The restoration of Libyan crude production and an influx of heavy-sour Canadian grades to the US west coast has pressured light sweet Guyana crudes to their widest differential against Argus North Sea Dated since the assessments launched in February.

Values for Guyana crudes Liza, Unity Gold and Payara Gold fell by 20-80¢/bl last week as offer levels fell swiftly. Liza reached a $1.20/bl discount against North Sea Dated, Unity Gold fell to a 35¢/bl discount and Payara Gold a 33¢/bl discount. Liza and Unity Gold fell to their lowest value since Argus began to assess the grades, while Payara Gold fell to its lowest level since mid-March.

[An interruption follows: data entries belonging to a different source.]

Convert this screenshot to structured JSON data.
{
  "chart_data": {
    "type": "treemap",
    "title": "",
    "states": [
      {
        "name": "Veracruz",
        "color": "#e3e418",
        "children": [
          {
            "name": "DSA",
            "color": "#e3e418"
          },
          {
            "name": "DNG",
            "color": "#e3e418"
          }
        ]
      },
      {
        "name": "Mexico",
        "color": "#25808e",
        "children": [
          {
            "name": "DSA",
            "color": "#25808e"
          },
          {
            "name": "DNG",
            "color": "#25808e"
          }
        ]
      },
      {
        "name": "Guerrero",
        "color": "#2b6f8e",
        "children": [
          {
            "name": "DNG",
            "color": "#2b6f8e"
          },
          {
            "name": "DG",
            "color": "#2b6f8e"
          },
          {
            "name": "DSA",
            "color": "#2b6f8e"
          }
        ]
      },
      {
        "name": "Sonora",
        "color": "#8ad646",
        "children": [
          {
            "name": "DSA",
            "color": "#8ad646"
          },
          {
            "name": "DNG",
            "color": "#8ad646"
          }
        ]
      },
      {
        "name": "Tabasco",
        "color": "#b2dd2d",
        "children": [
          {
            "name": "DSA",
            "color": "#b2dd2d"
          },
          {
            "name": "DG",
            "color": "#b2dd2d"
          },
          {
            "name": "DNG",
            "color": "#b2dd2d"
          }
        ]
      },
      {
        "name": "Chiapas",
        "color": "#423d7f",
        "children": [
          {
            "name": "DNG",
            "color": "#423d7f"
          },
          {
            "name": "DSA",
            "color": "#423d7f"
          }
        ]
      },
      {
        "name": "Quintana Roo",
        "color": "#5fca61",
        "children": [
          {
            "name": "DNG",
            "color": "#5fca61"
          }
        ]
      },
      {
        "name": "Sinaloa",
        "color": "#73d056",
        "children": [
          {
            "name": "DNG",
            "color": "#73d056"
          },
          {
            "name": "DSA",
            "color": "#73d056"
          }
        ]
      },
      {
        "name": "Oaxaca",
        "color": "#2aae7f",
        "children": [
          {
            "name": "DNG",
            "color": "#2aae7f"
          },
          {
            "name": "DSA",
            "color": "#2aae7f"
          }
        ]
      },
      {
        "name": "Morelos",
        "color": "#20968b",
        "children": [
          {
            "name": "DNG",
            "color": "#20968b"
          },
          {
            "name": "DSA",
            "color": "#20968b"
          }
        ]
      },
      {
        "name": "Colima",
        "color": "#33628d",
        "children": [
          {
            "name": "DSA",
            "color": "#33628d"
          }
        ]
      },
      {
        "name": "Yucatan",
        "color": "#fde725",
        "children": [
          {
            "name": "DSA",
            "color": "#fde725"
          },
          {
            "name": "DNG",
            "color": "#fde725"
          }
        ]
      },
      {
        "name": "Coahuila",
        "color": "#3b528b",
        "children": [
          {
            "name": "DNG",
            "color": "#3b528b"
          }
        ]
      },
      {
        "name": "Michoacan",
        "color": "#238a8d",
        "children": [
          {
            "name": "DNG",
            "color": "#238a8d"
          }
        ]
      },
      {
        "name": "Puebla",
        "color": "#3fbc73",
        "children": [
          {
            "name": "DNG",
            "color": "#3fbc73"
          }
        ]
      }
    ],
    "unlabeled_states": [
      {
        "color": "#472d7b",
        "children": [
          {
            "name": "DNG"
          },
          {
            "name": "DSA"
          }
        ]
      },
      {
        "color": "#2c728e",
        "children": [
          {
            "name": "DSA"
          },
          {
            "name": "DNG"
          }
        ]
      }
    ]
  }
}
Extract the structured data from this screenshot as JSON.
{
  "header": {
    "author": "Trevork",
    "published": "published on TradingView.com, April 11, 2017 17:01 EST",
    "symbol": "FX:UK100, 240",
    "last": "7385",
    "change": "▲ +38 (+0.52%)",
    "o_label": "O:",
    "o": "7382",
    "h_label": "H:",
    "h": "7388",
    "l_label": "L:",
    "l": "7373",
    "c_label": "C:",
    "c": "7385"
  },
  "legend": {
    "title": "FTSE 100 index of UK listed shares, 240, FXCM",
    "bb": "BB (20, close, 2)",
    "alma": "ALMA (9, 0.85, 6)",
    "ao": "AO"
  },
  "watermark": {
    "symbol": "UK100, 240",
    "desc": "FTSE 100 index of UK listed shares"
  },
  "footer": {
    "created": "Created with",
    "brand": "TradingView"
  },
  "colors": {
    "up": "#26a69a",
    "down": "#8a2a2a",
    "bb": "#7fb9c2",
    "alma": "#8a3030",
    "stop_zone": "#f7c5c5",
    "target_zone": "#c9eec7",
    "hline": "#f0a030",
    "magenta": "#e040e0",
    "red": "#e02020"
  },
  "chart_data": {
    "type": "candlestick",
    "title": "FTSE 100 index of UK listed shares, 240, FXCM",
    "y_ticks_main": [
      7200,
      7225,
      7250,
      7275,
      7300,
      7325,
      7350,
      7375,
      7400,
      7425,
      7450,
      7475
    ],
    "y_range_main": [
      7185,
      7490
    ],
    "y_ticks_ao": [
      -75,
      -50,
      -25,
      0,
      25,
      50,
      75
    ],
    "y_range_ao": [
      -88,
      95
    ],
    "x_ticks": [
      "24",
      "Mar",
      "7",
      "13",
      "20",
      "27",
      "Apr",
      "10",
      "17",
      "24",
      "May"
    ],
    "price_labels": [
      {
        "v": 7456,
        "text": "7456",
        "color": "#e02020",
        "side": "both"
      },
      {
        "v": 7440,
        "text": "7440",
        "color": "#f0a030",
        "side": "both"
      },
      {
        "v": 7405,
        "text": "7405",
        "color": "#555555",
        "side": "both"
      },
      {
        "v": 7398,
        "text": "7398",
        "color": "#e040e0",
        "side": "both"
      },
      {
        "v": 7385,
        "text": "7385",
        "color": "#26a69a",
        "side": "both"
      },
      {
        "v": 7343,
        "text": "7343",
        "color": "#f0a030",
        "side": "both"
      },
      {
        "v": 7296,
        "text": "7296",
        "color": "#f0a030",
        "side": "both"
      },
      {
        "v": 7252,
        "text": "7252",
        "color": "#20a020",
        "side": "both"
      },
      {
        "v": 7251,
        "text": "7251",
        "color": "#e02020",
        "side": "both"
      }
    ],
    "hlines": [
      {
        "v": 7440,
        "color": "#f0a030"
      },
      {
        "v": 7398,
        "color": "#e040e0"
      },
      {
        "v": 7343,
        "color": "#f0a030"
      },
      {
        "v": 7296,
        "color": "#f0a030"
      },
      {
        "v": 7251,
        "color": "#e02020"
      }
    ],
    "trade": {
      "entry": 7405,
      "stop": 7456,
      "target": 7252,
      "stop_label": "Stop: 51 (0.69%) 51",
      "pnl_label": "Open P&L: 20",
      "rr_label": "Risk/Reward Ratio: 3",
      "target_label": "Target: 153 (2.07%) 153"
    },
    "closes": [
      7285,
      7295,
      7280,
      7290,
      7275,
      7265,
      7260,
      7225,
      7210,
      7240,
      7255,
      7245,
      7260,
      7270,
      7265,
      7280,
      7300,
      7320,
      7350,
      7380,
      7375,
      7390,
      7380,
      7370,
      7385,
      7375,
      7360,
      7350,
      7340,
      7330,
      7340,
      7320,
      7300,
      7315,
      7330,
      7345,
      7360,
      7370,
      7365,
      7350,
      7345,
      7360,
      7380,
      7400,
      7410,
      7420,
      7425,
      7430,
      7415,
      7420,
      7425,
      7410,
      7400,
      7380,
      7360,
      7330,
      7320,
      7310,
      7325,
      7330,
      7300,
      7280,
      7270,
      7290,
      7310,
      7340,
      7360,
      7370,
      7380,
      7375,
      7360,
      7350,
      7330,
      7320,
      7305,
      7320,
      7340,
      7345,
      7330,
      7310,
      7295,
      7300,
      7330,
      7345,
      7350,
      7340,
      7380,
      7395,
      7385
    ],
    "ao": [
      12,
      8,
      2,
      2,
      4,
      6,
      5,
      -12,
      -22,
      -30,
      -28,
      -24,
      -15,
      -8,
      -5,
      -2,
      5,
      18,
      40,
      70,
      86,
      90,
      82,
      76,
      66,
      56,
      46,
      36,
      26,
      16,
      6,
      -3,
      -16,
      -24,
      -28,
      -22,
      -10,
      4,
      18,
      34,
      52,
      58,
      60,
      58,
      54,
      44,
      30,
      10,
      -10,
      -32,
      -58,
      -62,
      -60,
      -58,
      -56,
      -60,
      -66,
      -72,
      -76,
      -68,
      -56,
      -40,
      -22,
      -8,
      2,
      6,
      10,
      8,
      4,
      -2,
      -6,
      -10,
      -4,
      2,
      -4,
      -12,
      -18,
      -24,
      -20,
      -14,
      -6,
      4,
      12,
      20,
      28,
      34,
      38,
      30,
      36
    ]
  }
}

European refiners had turned toward Guyana after the 26 August start of the Libyan oil blockade, with imports rising by around 200,000 b/d to almost 456,000 b/d in September, according to data analytics firm Vortexa, reflecting the highest flows on that route since March.

Libya has since recovered to more than 1mn b/d of production after the country's oil blockade ended on 3 October, according to data from state-owned oil company NOC published last week.

Output in September was less than half of pre-blockade levels, with Libya's crude exports down to 460,000 b/d in that month compared with 1.02mn b/d in August, according to Kpler data.

Projected October Guyana exports to Europe are 205,000 b/d lower than September at only 193,000 b/d, Vortexa data shows.

TMX takeover

Guyana prices also could be under pressure from added competition on the Americas Pacific coast from crude exported via the 590,000 b/d Trans Mountain Expansion (TMX) pipeline.

In May, before the startup of TMX, Guyanese exports to the US totaled 68,000 b/d, data from Vortexa shows. Refiners did not purchase any Guyanese grades in June and August, and imports in July and September were more than halved from May levels at 32,000 b/d and 29,000 b/d, respectively. Vortexa estimates October deliveries will only amount to less than 29,000 b/d, a 57pc decrease since the start of TMX.

TMX has quickly become a valuable crude source to US west coast refiners, displacing many Latin American grades in the process. Ecuadorean crude imports have trended lower since May, and were down by 30pc from June-September compared to a year earlier. Crude volumes arriving at Panama's PTP pipeline from Colombia — a common way US west coast refiners receive Colombian crude — have also trended lower since July. September crude receipts of Colombian grades into Panama have fallen from 173,000 b/d in July to 50,000 b/d in September.